The lack of changes in synergy composition contrasts with research in unimpaired adults, where highly trained individuals have been found to have altered synergies compared to novices [47,48,49]. Further, interventions such as powered exoskeletons have been shown to alter synergy weights and activations [50,51,52]. Whether future innovations in treatments such as feedback training [50, 53, 54], forced exploration of new movement patterns [55], or electrical stimulation of the spinal cord [56] can induce similar changes in synergies for individuals with CP remains unknown. However, children with CP have been shown to have synergies more similar to neonates or toddlers [4, 37], and the altered maturation process of the brain and descending pathways may limit neural plasticity [57]. A reduction in neural plasticity could explain the small changes in synergies observed in this study even after drastic surgeries and extensive rehabilitation. Understanding the plasticity and impacts of treatments specifically targeted at neural control represent an important area of future research in CP.

As a retrospective study, this research was limited by clinical protocols.
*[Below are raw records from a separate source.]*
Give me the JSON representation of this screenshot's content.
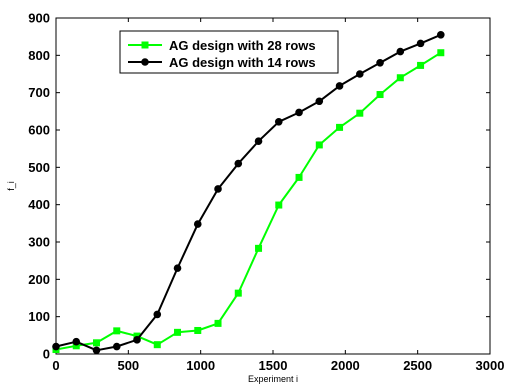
{
  "chart_data": {
    "type": "line",
    "title": "",
    "xlabel": "Experiment i",
    "ylabel": "f_i",
    "xlim": [
      0,
      3000
    ],
    "ylim": [
      0,
      900
    ],
    "xticks": [
      0,
      500,
      1000,
      1500,
      2000,
      2500,
      3000
    ],
    "yticks": [
      0,
      100,
      200,
      300,
      400,
      500,
      600,
      700,
      800,
      900
    ],
    "grid": false,
    "legend_position": "top-center",
    "series": [
      {
        "name": "AG design with 28 rows",
        "color": "#00ff00",
        "marker": "square",
        "x": [
          0,
          140,
          280,
          420,
          560,
          700,
          840,
          980,
          1120,
          1260,
          1400,
          1540,
          1680,
          1820,
          1960,
          2100,
          2240,
          2380,
          2520,
          2660
        ],
        "y": [
          12,
          22,
          30,
          62,
          48,
          25,
          58,
          63,
          82,
          163,
          283,
          399,
          473,
          560,
          607,
          645,
          695,
          740,
          773,
          807
        ]
      },
      {
        "name": "AG design with 14 rows",
        "color": "#000000",
        "marker": "circle",
        "x": [
          0,
          140,
          280,
          420,
          560,
          700,
          840,
          980,
          1120,
          1260,
          1400,
          1540,
          1680,
          1820,
          1960,
          2100,
          2240,
          2380,
          2520,
          2660
        ],
        "y": [
          20,
          33,
          10,
          20,
          38,
          106,
          230,
          348,
          442,
          510,
          570,
          622,
          647,
          677,
          718,
          750,
          780,
          810,
          832,
          855
        ]
      }
    ]
  }
}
Children in this study walked without assistive devices when possible, but we did not exclude children who used them. However, walkers and other assistive devices can alter biomechanics and muscle activity [58,59,60], and understanding the impact of assistance on synergy complexity and structure represents an important area for future research. Although synergies have been shown to be repeatable between days for both TD and CP individuals [3, 61], the amount of time before and after treatment varied. Participants received therapy per their individual treatment plans as part of the standard of care. Thus, observed changes in synergies are due to the treatments analyzed in this study, along with a combination of rehabilitation [24,25,26], growth, and development [4, 37]. While the EMG data used to analyze synergies included the large muscles commonly targeted with treatment, it is possible that there are greater changes in activations or synergies for muscles not evaluated with EMG recordings as part of standard clinical gait analysis. Similarly, the amount and quality of data varied between individuals and sessions. Prior research has shown that number of gait cycles can impact synergies, especially for small numbers of gait cycles [30]. Thus, we chose to use all available trials in our analysis, accounting for as much variability between gait cycles as possible. Missing data in some individuals necessitated the use of WNMF to calculate synergies, which could cause some changes in the synergy outputs. A post-hoc comparison between synergies calculated using the WNMF algorithm on sessions with complete data and the same sessions where data was omitted (up to 70% of one EMG channel and 30% of a second EMG channel, with non-overlapping portions) found an average change in tVAFn of < 1% for n = 1–5 synergies and an average cosine similarity > 0.95 for synergy weights and activations.

Conclusions

This study demonstrated that common treatments in CP, including extensive rehabilitation, resulted in minimal changes in muscle synergies. There were decreases in synergy complexity after BTA and SDR, but these changes were small and resulted in synergy complexity less similar to TD peers. Changes after treatment were variable across participants, emphasizing the heterogeneity of movement patterns in CP that necessitate better methods to quantify patient-specific differences in motor control and movement. Across treatments, changes in synergy activations were associated with changes in gait. Children whose synergy activations were more similar to TD peers after treatment had greater improvements in kinematics and walking speed. These results highlight that, although synergy complexity and weights are challenging to change in CP, synergy activations may provide a target for rehabilitation to improve gait.